18+
реклама
18+
Бургер менюБургер меню

Александр Донских – Отец и мать (страница 22)

18

Однако бить не стали. Ещё подбросили два-три вопроса, покричали с постуками кулаком по столу. Молчком настрочили протокол, подпихнули для подписи.

Афанасию противно, что страх неотступен. Выходит, трусом оказался, размазнёй. И, возможно, чтобы самому себе доказать, что не малодушный, не трус, расписался в протоколе не читая. Был уверен, немедленно арестуют. Наручники, конвоиры, камера, баланда, параша, произвол уголовников – наслышан. Начнётся у него совсем другая жизнь – тюрьмы, этапы, лагеря. Позор, ужас, крест на всей жизни.

Но снова случилось нечто невероятное – не арестовали. Выписали разовый пропуск, насмешливо заглядывая в глаза, отпустили восвояси. Полюбопытствовали напоследок:

– В штанах-то сухо, вояка?

На внеочередном, спешно созванном заседании районного комитета комсомола снова стыдили, но не за крамольные слова, о них почему-то и не вспомнили, – за драку. Потом дали слово. Вышел к трибуне, сказал, обратившись к обиженному интенданту, «извините», и – более ни слова, ни жеста, ни взгляда. Сел на своё место и окаменел. Боялся только одного – чтобы из комсомола не выгнали. И опять случилось нечто невероятное, можно сказать, чудо – не выгнали.

Думал, что с завода-то непременно выставят. Однако по работе и вовсе никак не тронули. Может быть, потому, гадал, что итээровцев нехватка великая.

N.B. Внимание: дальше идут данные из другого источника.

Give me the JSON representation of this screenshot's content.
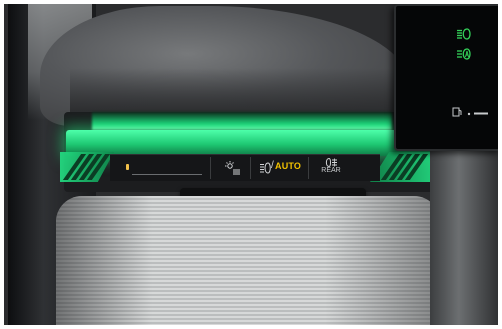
{
  "image": {
    "description_type": "photo"
  },
  "light_panel": {
    "auto_label": "AUTO",
    "rear_label": "REAR",
    "accent_green": "#22e07f",
    "accent_amber": "#f2c200"
  },
  "cluster_screen": {
    "icons": [
      "headlight-indicator-icon",
      "auto-headlight-indicator-icon",
      "fuel-pump-icon"
    ]
  }
}
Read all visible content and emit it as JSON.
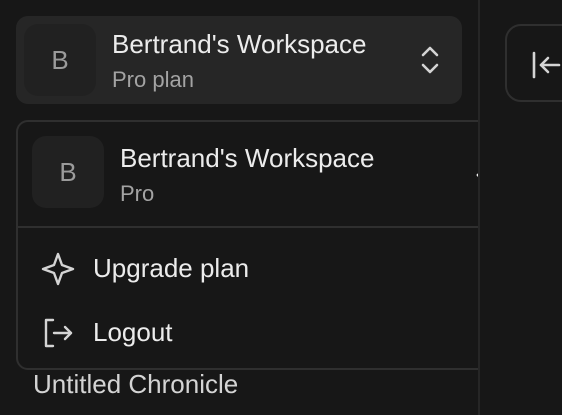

Неделю, другую жил мрачно, молчаливо, ежеминутно ожидая: вызовут, арестуют, а то и прямо в цех нагрянут, скрутят руки, согнут в три погибели, под конвоем уволокут. Поистине позор выйдет. Что потом будут думать люди? Позлословят, наверное: ишь, скажут, прикрывался простачком враг народа, не иначе как завод хотел взорвать, советскую власть погубить.

Ничего такого, однако, не случилось – не нагрянули, не скрутили, не увели под конвоем. Но вызвали в партком завода, к секретарю Смагину Ивану Николаевичу.

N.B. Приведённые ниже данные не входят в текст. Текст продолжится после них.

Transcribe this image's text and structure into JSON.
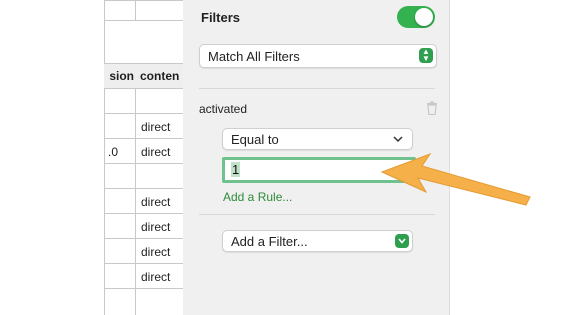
{
  "sheet": {
    "headers": [
      "sion",
      "conten"
    ],
    "rows": [
      {
        "version": "",
        "content": ""
      },
      {
        "version": "",
        "content": "direct"
      },
      {
        "version": ".0",
        "content": "direct"
      },
      {
        "version": "",
        "content": ""
      },
      {
        "version": "",
        "content": "direct"
      },
      {
        "version": "",
        "content": "direct"
      },
      {
        "version": "",
        "content": "direct"
      },
      {
        "version": "",
        "content": "direct"
      },
      {
        "version": "",
        "content": ""
      }
    ]
  },
  "panel": {
    "title": "Filters",
    "toggle_on": true,
    "match_select": "Match All Filters",
    "filter": {
      "column": "activated",
      "operator": "Equal to",
      "value": "1",
      "add_rule": "Add a Rule..."
    },
    "add_filter": "Add a Filter..."
  },
  "colors": {
    "accent_green": "#33b24f",
    "arrow": "#f5b04a"
  },
  "icons": [
    "trash-icon",
    "chevron-down-icon",
    "stepper-icon"
  ]
}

– Говори, сорванец, спасибо: спас я тебя, – хмуро-радостно встретил Смагин Афанасия в своём кабинете. – Брательник мой двоюродный, Сева Шелгунов, в органах служит, – вмешался, шепнул, кому следует. Особисты припугнули тебя для начала, так, чтоб прочистить мозги, но если чего ещё учудишь – пропадёшь, дурило. Ой, пропадёшь! На Колыме тоже нужны инженеры. – Помолчав, сказал с ласковой укоризной и переходя на привычное в их общении имя-отчество: – Со мной-то, Афанасий Ильич, не мог поговорить по этому чёртовому крестьянскому вопросу? Поговорили, поспорили бы, – глядишь, душой ослабнул бы, и не накидывался бы на людей, тем более на фронтовиков.

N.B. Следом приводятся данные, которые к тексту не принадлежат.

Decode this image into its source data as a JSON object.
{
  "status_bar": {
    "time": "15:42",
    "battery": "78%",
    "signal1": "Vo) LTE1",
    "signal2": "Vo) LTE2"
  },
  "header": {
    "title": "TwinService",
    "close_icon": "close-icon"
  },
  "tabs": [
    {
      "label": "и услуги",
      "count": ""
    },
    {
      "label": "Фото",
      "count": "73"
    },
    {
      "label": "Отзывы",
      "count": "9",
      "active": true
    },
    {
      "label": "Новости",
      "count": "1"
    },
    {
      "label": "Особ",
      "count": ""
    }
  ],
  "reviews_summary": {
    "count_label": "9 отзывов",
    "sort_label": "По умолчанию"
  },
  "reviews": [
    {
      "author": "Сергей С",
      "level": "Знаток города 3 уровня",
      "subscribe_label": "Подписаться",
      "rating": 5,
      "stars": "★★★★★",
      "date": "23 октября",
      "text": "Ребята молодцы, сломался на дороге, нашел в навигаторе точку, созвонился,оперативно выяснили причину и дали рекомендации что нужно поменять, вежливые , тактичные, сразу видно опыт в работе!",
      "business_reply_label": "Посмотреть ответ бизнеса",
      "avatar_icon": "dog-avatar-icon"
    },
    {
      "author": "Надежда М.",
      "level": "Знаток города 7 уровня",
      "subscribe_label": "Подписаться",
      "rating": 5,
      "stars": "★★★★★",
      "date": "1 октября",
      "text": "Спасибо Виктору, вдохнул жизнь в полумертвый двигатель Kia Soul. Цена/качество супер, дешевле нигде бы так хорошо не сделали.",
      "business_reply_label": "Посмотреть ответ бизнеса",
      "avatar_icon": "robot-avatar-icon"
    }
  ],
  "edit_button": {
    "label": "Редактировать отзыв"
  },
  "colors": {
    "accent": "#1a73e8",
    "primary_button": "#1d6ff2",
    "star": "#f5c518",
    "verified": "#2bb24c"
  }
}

Понятно Афанасию – чудес не было: хороший влиятельный человек вовремя вступился, выручил.

– Правильно, правильно, Иван Николаевич: дурило я, – удручённо раскачивал головой Афанасий, согнувшись на стуле. – Обидно стало – сорвался, не совладал с собою. Но говорю вам: не знает и не любит этот надушенный интендантик деревню! Эх, да чего уж теперь толковать! Спасибо, Иван Николаевич, спасибо. По гроб жизни, как говорится…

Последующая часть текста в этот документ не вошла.